Serbian PM Ana Brnabic on Monday announced an additional 120 mln euros of budget funds would be set aside for the Morava Corridor thanks to increased budget revenues, which she said were 60 bln dinars higher than planned. At a press conference about Serbia's first positive budget review, she explained that some of the surplus budget revenues - 16.8 bln dinars - would go to infrastructure projects: the Morava Corridor and the Milos the Great motorway. The public debt is continuing to decline and it is currently at around 52 pct of GDP, she said.
Source: Tanjug

As early as of December, the average salary will amount to 500 euros"

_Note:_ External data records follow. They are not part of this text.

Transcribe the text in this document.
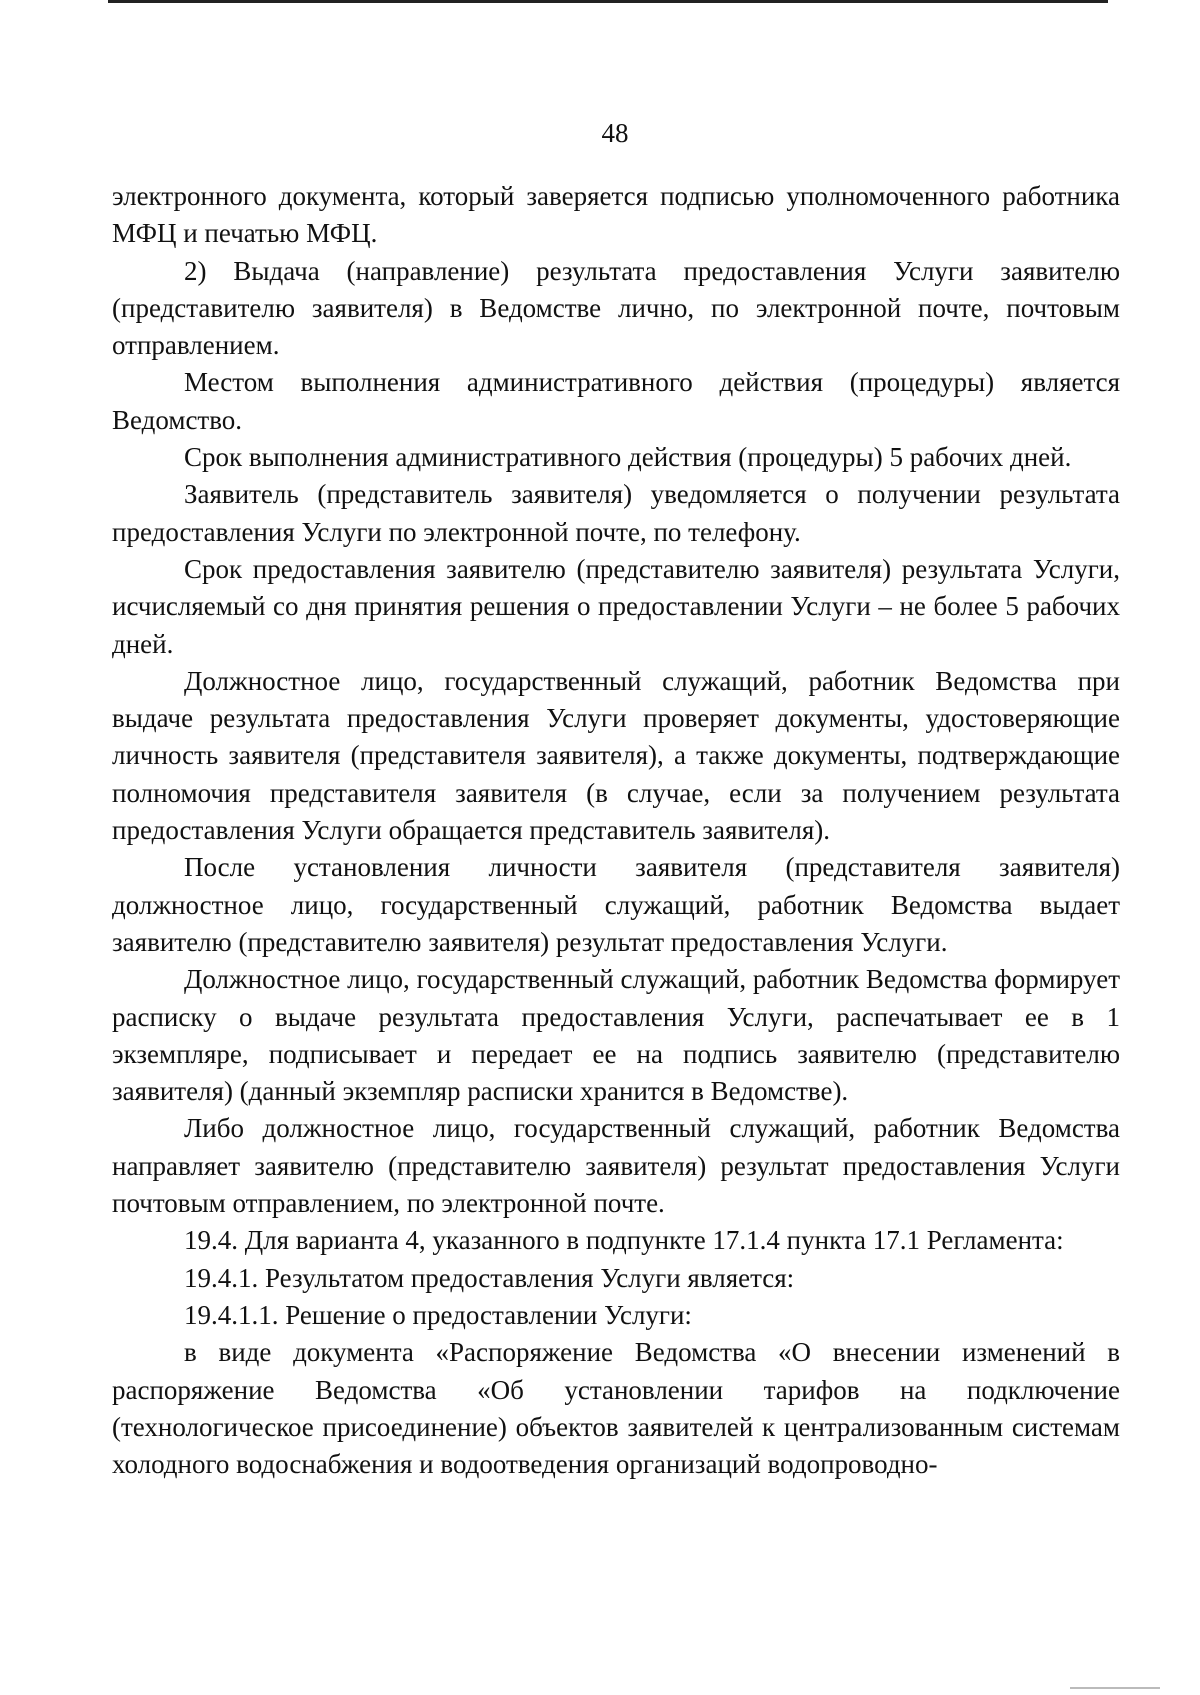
48

электронного документа, который заверяется подписью уполномоченного работника МФЦ и печатью МФЦ.

2) Выдача (направление) результата предоставления Услуги заявителю (представителю заявителя) в Ведомстве лично, по электронной почте, почтовым отправлением.

Местом выполнения административного действия (процедуры) является Ведомство.

Срок выполнения административного действия (процедуры) 5 рабочих дней.

Заявитель (представитель заявителя) уведомляется о получении результата предоставления Услуги по электронной почте, по телефону.

Срок предоставления заявителю (представителю заявителя) результата Услуги, исчисляемый со дня принятия решения о предоставлении Услуги – не более 5 рабочих дней.

Должностное лицо, государственный служащий, работник Ведомства при выдаче результата предоставления Услуги проверяет документы, удостоверяющие личность заявителя (представителя заявителя), а также документы, подтверждающие полномочия представителя заявителя (в случае, если за получением результата предоставления Услуги обращается представитель заявителя).

После установления личности заявителя (представителя заявителя) должностное лицо, государственный служащий, работник Ведомства выдает заявителю (представителю заявителя) результат предоставления Услуги.

Должностное лицо, государственный служащий, работник Ведомства формирует расписку о выдаче результата предоставления Услуги, распечатывает ее в 1 экземпляре, подписывает и передает ее на подпись заявителю (представителю заявителя) (данный экземпляр расписки хранится в Ведомстве).

Либо должностное лицо, государственный служащий, работник Ведомства направляет заявителю (представителю заявителя) результат предоставления Услуги почтовым отправлением, по электронной почте.

19.4. Для варианта 4, указанного в подпункте 17.1.4 пункта 17.1 Регламента:

19.4.1. Результатом предоставления Услуги является:

19.4.1.1. Решение о предоставлении Услуги:

в виде документа «Распоряжение Ведомства «О внесении изменений в распоряжение Ведомства «Об установлении тарифов на подключение (технологическое присоединение) объектов заявителей к централизованным системам холодного водоснабжения и водоотведения организаций водопроводно-
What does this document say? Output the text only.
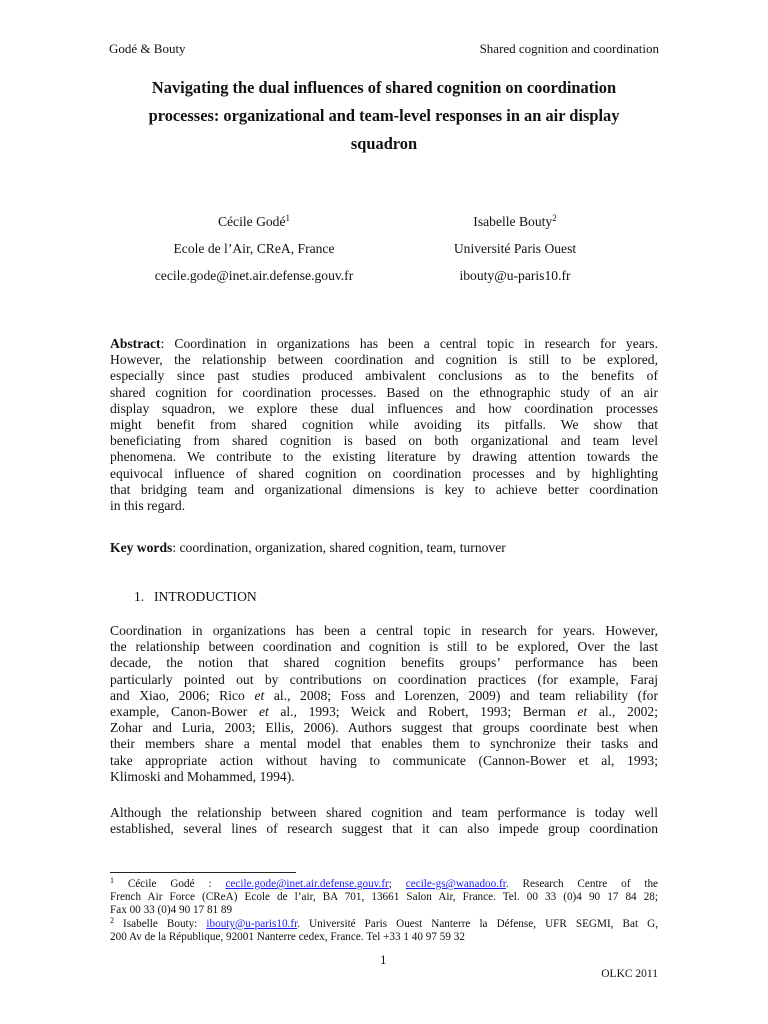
Godé & Bouty	Shared cognition and coordination
Navigating the dual influences of shared cognition on coordination
processes: organizational and team-level responses in an air display
squadron
Cécile Godé$^1$
Ecole de l’Air, CReA, France
cecile.gode@inet.air.defense.gouv.fr
Isabelle Bouty$^2$
Université Paris Ouest
ibouty@u-paris10.fr
Abstract: Coordination in organizations has been a central topic in research for years.
However, the relationship between coordination and cognition is still to be explored,
especially since past studies produced ambivalent conclusions as to the benefits of
shared cognition for coordination processes. Based on the ethnographic study of an air
display squadron, we explore these dual influences and how coordination processes
might benefit from shared cognition while avoiding its pitfalls. We show that
beneficiating from shared cognition is based on both organizational and team level
phenomena. We contribute to the existing literature by drawing attention towards the
equivocal influence of shared cognition on coordination processes and by highlighting
that bridging team and organizational dimensions is key to achieve better coordination
in this regard.
Key words: coordination, organization, shared cognition, team, turnover
1. INTRODUCTION
Coordination in organizations has been a central topic in research for years. However,
the relationship between coordination and cognition is still to be explored, Over the last
decade, the notion that shared cognition benefits groups’ performance has been
particularly pointed out by contributions on coordination practices (for example, Faraj
and Xiao, 2006; Rico et al., 2008; Foss and Lorenzen, 2009) and team reliability (for
example, Canon-Bower et al., 1993; Weick and Robert, 1993; Berman et al., 2002;
Zohar and Luria, 2003; Ellis, 2006). Authors suggest that groups coordinate best when
their members share a mental model that enables them to synchronize their tasks and
take appropriate action without having to communicate (Cannon-Bower et al, 1993;
Klimoski and Mohammed, 1994).
Although the relationship between shared cognition and team performance is today well
established, several lines of research suggest that it can also impede group coordination
$^1$ Cécile Godé : cecile.gode@inet.air.defense.gouv.fr; cecile-gs@wanadoo.fr. Research Centre of the
French Air Force (CReA) Ecole de l’air, BA 701, 13661 Salon Air, France. Tel. 00 33 (0)4 90 17 84 28;
Fax 00 33 (0)4 90 17 81 89
$^2$ Isabelle Bouty: ibouty@u-paris10.fr. Université Paris Ouest Nanterre la Défense, UFR SEGMI, Bat G,
200 Av de la République, 92001 Nanterre cedex, France. Tel +33 1 40 97 59 32
1
OLKC 2011
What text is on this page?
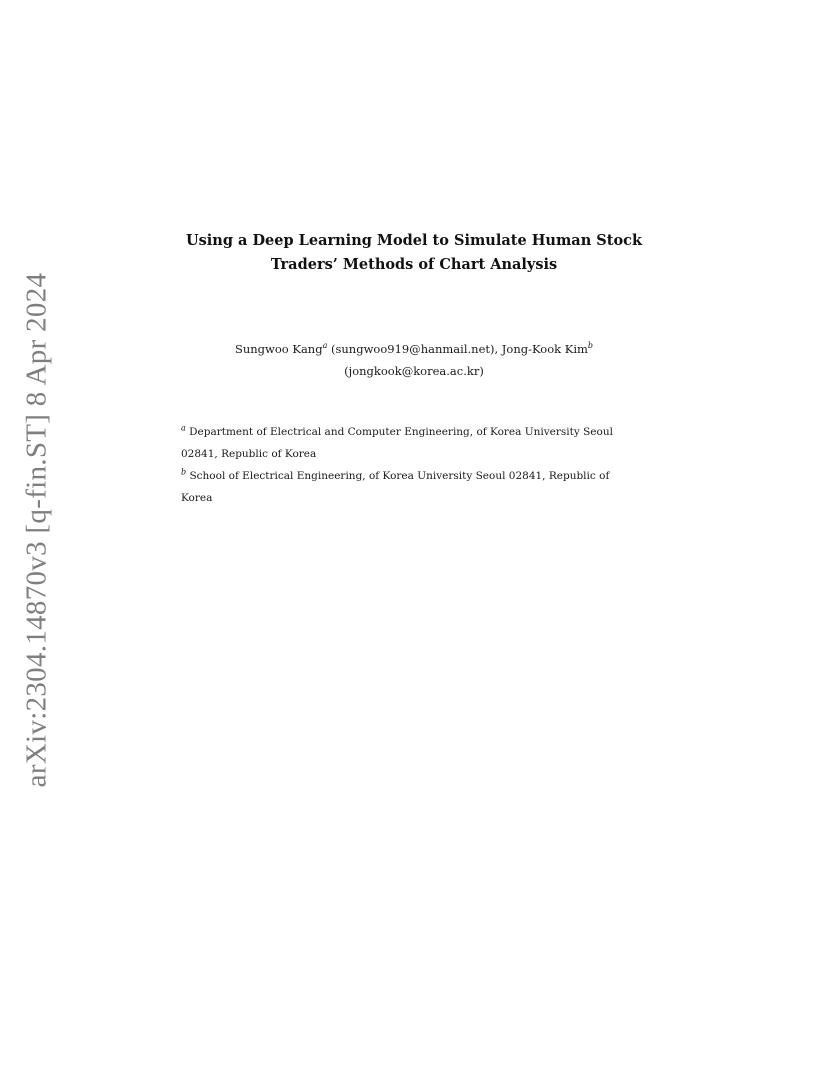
arXiv:2304.14870v3 [q-fin.ST] 8 Apr 2024
Using a Deep Learning Model to Simulate Human Stock
Traders’ Methods of Chart Analysis
Sungwoo Kang$^a$ (sungwoo919@hanmail.net), Jong-Kook Kim$^b$
(jongkook@korea.ac.kr)
$^a$ Department of Electrical and Computer Engineering, of Korea University Seoul
02841, Republic of Korea
$^b$ School of Electrical Engineering, of Korea University Seoul 02841, Republic of
Korea
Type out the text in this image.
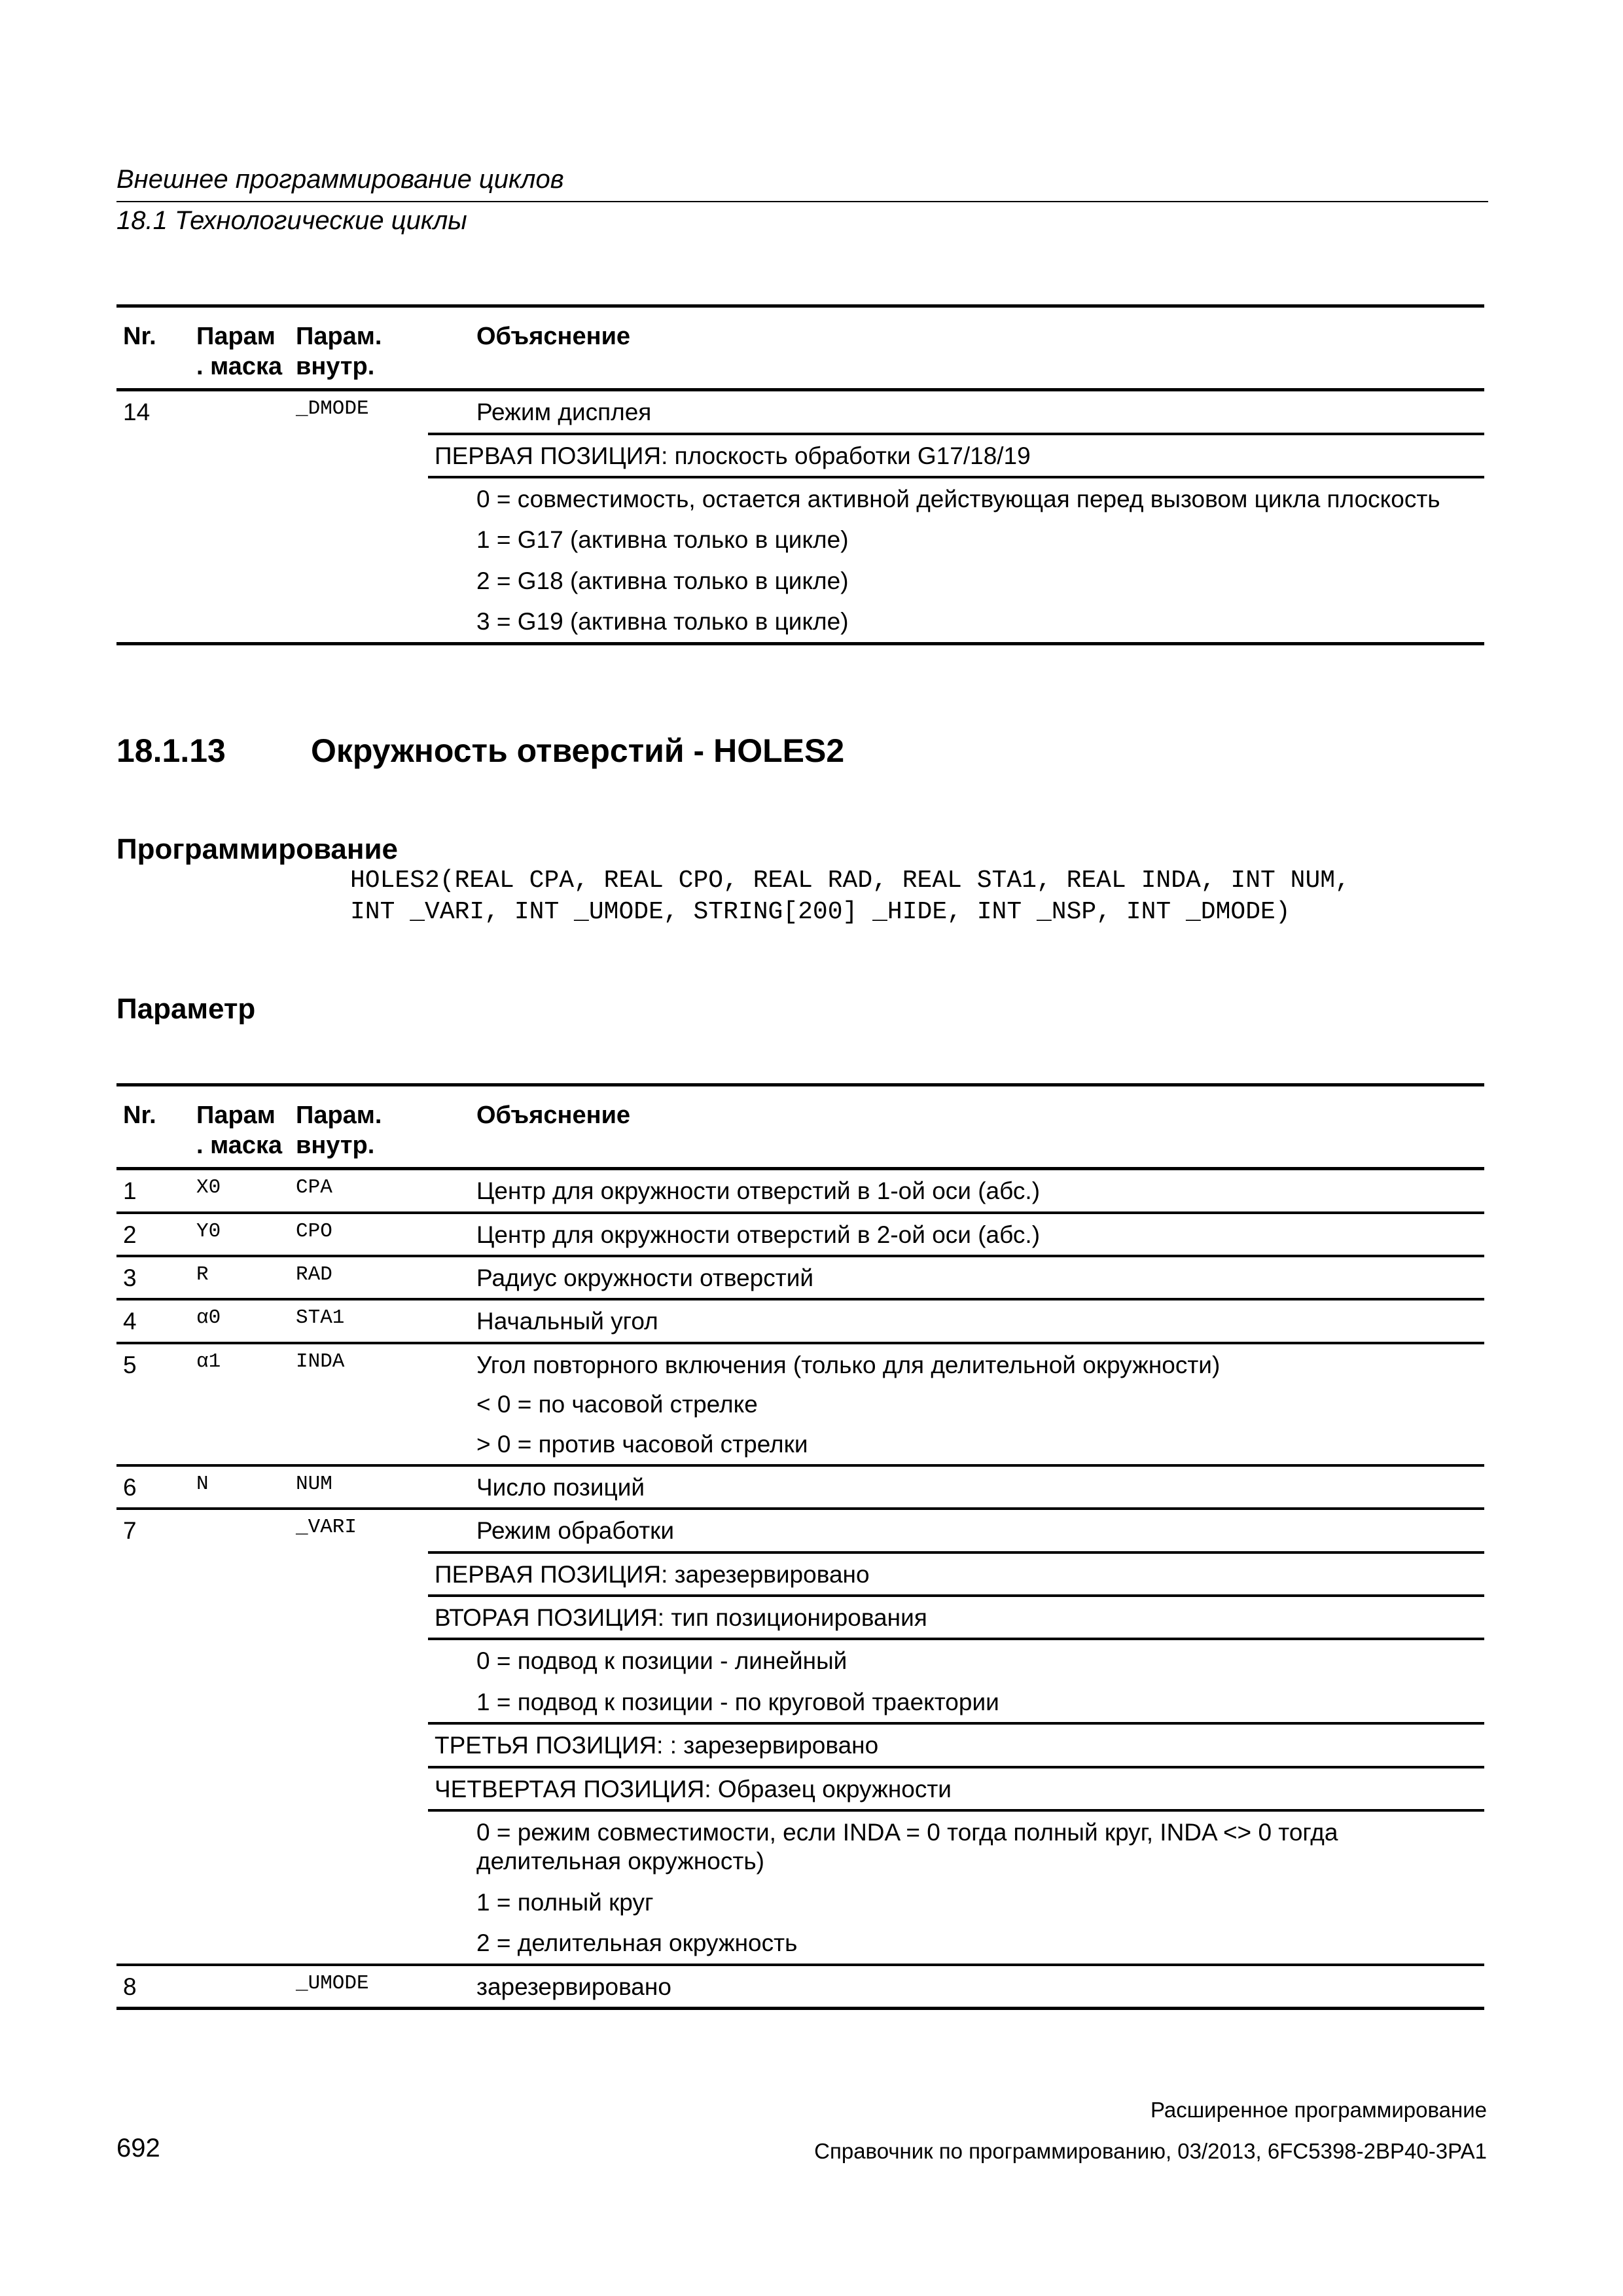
Внешнее программирование циклов
18.1 Технологические циклы
Nr.	Парам . маска	Парам. внутр.	Объяснение	
14		_DMODE	Режим дисплея	
			ПЕРВАЯ ПОЗИЦИЯ: плоскость обработки G17/18/19	
				0 = совместимость, остается активной действующая перед вызовом цикла плоскость
				1 = G17 (активна только в цикле)
				2 = G18 (активна только в цикле)
				3 = G19 (активна только в цикле)
18.1.13	Окружность отверстий - HOLES2
Программирование
HOLES2(REAL CPA, REAL CPO, REAL RAD, REAL STA1, REAL INDA, INT NUM,
INT _VARI, INT _UMODE, STRING[200] _HIDE, INT _NSP, INT _DMODE)
Параметр
Nr.	Парам . маска	Парам. внутр.	Объяснение	
1	X0	CPA	Центр для окружности отверстий в 1-ой оси (абс.)	
2	Y0	CPO	Центр для окружности отверстий в 2-ой оси (абс.)	
3	R	RAD	Радиус окружности отверстий	
4	α0	STA1	Начальный угол	
5	α1	INDA	Угол повторного включения (только для делительной окружности)
< 0 = по часовой стрелке
> 0 = против часовой стрелки	

6	N	NUM	Число позиций	
7		_VARI	Режим обработки	
			ПЕРВАЯ ПОЗИЦИЯ: зарезервировано	
			ВТОРАЯ ПОЗИЦИЯ: тип позиционирования	
				0 = подвод к позиции - линейный
				1 = подвод к позиции - по круговой траектории
			ТРЕТЬЯ ПОЗИЦИЯ: : зарезервировано	
			ЧЕТВЕРТАЯ ПОЗИЦИЯ: Образец окружности	
				0 = режим совместимости, если INDA = 0 тогда полный круг, INDA <> 0 тогда делительная окружность)
				1 = полный круг
				2 = делительная окружность
8		_UMODE	зарезервировано	
Расширенное программирование
692	Справочник по программированию, 03/2013, 6FC5398-2BP40-3PA1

Finance Minister Sinisa Mali said he expects the average salary to be above € 500 by December. He said in an interview for daily "Blic" that the increase in the public sector would follow from the November salary, which is paid in December. "Talks with the IMF are currently underway, and we are encouraged by a budget surplus of RSD 46.6 billion in August," Mali said. He pointed out that, according to President Vucic's announcement, the largest increase would be received by medical staff, nurses and then doctors, and the increase would be, on average, more than six percent.
Source: Tanjug

INO:

Dow snaps 8-day winning streak on fears spiking oil will slow the global economy; European stocks close lower amid geopolitical tensions; oil shares spike 3%

Stocks fell on Monday amid fears that a surge in oil prices following an attack in Saudi Arabia could slow down global economic growth. The Dow Jones Industrial Average slid 142.70 points, or 0.5% to 27,076.82. It was the first decline in nine days for the Dow. The S&P 500 pulled back 0.3% to close at 2,997.96. The Nasdaq Composite also dipped 0.3% to 8,153.54.
General Motors shares fell 4.3% after the United Auto Workers union went on strike after contract talks between the two entities broke down. Higher gasoline prices could also potentially hurt sales.
Sentiment was also depressed after China’s industrial production fell to a new 17½-year low. Production rose 4.4% in August while analysts polled by Reuters expected a gain of 5.2%. The industrial-production slowdown came as China and the U.S. remain embroiled in a trade war.
European stocks closed lower Monday as investors digested an escalation of tensions in the Middle East following an attack on Saudi oil production. The pan-European Stoxx 600 closed provisionally about 0.4% lower. Household goods fell over 1% to lead losses while oil and gas stocks surged 3% as crude prices soared following the oil attack in Saudi Arabia. Oil and gas stocks were the biggest climbers: Lundin Petroleum jumped nearly 9%, Tullow Oil was up over 8%, and Technipfmc added almost 5%.